MIME-Version: 1.0
In-Reply-To: <CABgxfbFixDTUy4e1EQty86dvNeisG7+hd2QdVSQvv4T2tokFoQ@mail.gmail.com>
References: <CABgxfbGFHv2n5=78_irkxXnX9BFDFPzZvqgs_iDn64AR_3cf5w@mail.gmail.com>
	<520CCDBB.1020501@talpey.com>
	<CABgxfbFixDTUy4e1EQty86dvNeisG7+hd2QdVSQvv4T2tokFoQ@mail.gmail.com>
Date: Wed, 21 Aug 2013 08:55:49 -0700
Message-ID: <CABgxfbH3uA2WzQ2DgOgRrCMhcJ1J6E2NCh13FtDfRzDWje9vWQ@mail.gmail.com>
Subject: Re: Helps to Decode rpc_debug Output
From: Wendy Cheng <s.wendy.cheng@gmail.com>
To: Tom Talpey <tom@talpey.com>
Cc: "linux-nfs@vger.kernel.org" <linux-nfs@vger.kernel.org>,
        "linux-rdma@vger.kernel.org" <linux-rdma@vger.kernel.org>
Content-Type: text/plain; charset=ISO-8859-1
Sender: linux-nfs-owner@vger.kernel.org

On Thu, Aug 15, 2013 at 11:08 AM, Wendy Cheng <s.wendy.cheng@gmail.com> wrote:
> On Thu, Aug 15, 2013 at 5:46 AM, Tom Talpey <tom@talpey.com> wrote:
>> On 8/14/2013 8:14 PM, Wendy Cheng wrote:
>>>
>>> Longer version of the question:
>>> I'm trying to enable NFS-RDMA on an embedded system (based on 2.6.38
>>> kernel) as a client. The IB stacks are taken from OFED 1.5.4. NFS
>>> server is a RHEL 6.3 Xeon box. The connection uses mellox-4 driver.
>>> Memory registration is "RPCRDMA_ALLPHYSICAL". There are many issues so
>>> far but I do manage to get nfs mount working. Simple file operations
>>> (such as "ls", file read/write, "scp", etc) seem to work as well.
>>

Yay ... got this up .. amazingly on a uOS that does not have much of
the conventional kernel debug facilities.

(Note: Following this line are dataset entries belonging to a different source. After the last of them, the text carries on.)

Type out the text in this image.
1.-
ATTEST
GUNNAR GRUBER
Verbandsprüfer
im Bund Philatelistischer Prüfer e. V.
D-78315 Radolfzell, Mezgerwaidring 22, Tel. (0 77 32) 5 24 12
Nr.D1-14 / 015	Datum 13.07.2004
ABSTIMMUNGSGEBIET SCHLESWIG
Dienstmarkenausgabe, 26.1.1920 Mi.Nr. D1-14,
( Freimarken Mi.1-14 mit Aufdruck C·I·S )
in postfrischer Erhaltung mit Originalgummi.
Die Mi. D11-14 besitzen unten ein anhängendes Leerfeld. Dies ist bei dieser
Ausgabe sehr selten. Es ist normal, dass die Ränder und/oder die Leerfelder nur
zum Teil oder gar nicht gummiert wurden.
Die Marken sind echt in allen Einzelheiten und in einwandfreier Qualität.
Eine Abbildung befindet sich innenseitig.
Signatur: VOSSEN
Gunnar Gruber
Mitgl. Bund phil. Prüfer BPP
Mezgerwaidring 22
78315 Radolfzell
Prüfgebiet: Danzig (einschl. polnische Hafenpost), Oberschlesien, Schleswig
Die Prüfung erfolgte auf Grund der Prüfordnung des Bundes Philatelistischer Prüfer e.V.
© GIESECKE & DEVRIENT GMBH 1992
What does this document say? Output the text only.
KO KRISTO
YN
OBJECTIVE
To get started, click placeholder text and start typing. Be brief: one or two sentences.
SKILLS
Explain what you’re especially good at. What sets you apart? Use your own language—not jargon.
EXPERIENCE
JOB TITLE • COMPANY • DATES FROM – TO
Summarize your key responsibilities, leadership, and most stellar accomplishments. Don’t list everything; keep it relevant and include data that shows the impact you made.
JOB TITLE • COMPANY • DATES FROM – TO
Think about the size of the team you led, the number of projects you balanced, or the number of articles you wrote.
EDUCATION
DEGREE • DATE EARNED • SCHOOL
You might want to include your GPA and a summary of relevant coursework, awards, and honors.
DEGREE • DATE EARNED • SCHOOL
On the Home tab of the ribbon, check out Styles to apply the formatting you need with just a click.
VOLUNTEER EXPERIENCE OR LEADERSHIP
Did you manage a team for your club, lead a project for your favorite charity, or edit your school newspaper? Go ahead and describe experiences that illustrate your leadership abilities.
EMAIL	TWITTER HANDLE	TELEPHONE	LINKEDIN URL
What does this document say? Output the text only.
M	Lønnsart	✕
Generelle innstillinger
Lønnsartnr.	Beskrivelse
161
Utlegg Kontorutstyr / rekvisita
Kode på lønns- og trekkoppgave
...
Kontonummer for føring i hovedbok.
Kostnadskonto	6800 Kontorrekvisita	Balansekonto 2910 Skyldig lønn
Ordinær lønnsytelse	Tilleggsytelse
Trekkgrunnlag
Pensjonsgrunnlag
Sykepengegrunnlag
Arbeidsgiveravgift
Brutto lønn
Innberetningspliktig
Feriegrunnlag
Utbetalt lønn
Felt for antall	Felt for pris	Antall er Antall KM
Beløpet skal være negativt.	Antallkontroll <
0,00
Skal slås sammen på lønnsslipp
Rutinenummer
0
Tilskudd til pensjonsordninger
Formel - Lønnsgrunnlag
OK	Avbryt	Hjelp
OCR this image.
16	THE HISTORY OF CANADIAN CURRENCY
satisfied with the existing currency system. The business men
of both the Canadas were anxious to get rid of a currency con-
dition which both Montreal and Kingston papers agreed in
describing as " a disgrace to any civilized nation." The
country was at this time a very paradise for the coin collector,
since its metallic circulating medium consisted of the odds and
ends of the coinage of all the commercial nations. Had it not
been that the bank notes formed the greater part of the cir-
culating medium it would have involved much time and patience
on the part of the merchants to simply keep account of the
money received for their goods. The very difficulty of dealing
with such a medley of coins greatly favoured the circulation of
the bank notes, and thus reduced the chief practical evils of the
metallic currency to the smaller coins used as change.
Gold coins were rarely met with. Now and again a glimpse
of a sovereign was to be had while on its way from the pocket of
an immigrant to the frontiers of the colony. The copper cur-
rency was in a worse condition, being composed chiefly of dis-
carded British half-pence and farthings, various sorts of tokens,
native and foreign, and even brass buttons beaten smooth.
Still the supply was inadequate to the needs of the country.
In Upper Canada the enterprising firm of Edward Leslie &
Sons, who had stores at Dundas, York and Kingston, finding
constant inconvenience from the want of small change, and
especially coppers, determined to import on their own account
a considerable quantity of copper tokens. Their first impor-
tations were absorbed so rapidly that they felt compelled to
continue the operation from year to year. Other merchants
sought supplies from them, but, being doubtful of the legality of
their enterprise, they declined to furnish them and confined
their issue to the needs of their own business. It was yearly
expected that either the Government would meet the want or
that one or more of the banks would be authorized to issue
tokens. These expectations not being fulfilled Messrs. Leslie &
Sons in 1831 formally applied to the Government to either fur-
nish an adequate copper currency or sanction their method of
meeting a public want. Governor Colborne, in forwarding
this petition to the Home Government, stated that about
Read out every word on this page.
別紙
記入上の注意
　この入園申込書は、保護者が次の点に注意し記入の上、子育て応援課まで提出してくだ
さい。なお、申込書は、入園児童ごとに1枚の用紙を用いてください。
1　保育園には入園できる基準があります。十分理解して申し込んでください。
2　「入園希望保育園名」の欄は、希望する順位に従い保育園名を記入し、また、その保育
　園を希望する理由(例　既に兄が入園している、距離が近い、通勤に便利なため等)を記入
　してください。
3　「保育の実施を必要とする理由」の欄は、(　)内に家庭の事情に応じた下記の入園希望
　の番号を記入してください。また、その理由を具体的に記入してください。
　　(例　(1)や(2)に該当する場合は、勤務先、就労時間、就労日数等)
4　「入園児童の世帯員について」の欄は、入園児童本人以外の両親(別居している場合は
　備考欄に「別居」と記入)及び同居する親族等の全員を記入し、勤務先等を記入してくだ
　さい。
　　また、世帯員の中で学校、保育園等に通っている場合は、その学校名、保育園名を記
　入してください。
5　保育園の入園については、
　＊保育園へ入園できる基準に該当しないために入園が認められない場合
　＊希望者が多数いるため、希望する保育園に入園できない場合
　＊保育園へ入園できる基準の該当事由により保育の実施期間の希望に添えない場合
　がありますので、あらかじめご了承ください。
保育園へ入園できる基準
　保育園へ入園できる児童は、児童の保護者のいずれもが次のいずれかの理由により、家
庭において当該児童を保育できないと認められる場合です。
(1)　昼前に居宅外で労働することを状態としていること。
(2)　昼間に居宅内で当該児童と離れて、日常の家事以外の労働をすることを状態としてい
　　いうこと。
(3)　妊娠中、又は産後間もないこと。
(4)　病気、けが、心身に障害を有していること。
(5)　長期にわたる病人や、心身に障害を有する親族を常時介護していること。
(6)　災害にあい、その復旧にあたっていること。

The hang was caused by auto disconnect, triggered by xprt->timer. The
task was carried out by xprt_init_autodisconnect(). It silently
disconnects the xprt w/out sensible warning. The uOS is on a
small-core (slower) hardware. Instead of a hard number, this timeout
value needs to be at least a "proc" tunable. Will check newer kernels
to see whether it's been improved and/or draft a patch later.

One thing I'm still scratching my head is that ... by looking at the
raw IOPS, I don't see dramatic difference between NFS-RDMA vs. NFS
over IPOIB (TCP). However, the total run time differs greatly. NFS
over RDMA seems to take a much longer time to finish (vs. NFS over
IPOIB). Not sure why is that .... Maybe by the constant
connect/disconnect triggered by reestablish_timeout ? The connection
re-establish is known to be expensive on this uOS. Why do we need two
sets of timeout where
1. xprt->timer disconnects (w/out reconnect) ?
2. reestablish_timeout constantly disconnect/re-connect ?

-- Wendy